100. Anche un pezzo di architettura che un Fratello presenti alla Loggia, prima di deporlo in Archivio, deve passare alla revisione dell'Oratore.

101. La censura dell'Oratore si limita in tutti i casi a vedere se il lavoro sia fatto secondo le regole, i principii, e col linguaggio dell'arte massonica.

102. Se gli autori non vogliono adottare le correzioni dell'Oratore, può nominarsi, a richiesta degli uni o dell'altro, una Commissione che esamini il lavoro di concerto con essi.
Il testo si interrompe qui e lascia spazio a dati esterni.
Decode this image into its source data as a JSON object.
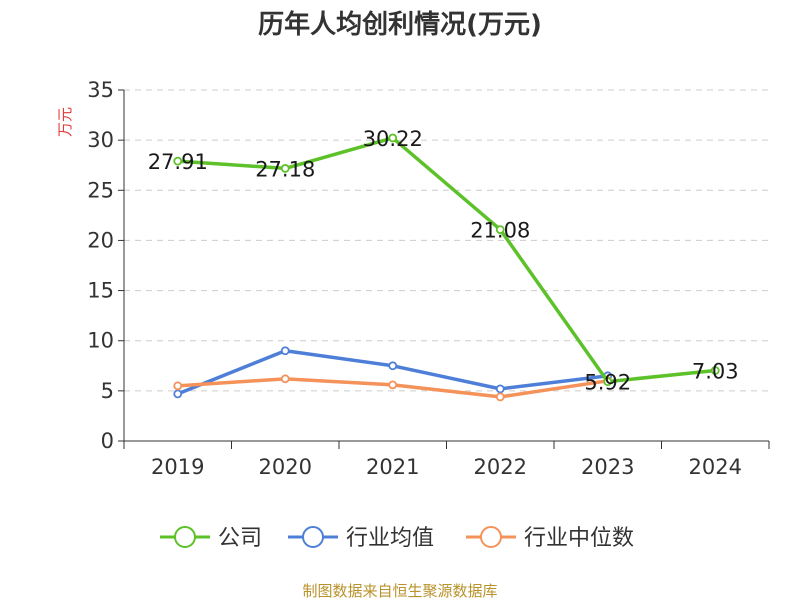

103. In assenza dell'Oratore le sue funzioni sono esercitate dall'Oratore aggiunto il quale, se l'oratore titolare sopravvenga in pendenza di una discussione già incominciata, deve progredire sino a che abbia date le sue conclusioni, anche in presenza dell'Oratore titolare.

104. Il posto dell'Oratore è alla testa della colonna del Primo Sorvegliante, cioè della Colonna del Nord a poca distanza dal trono. II suo scanno è di due scalini più alto di quelli della colonna.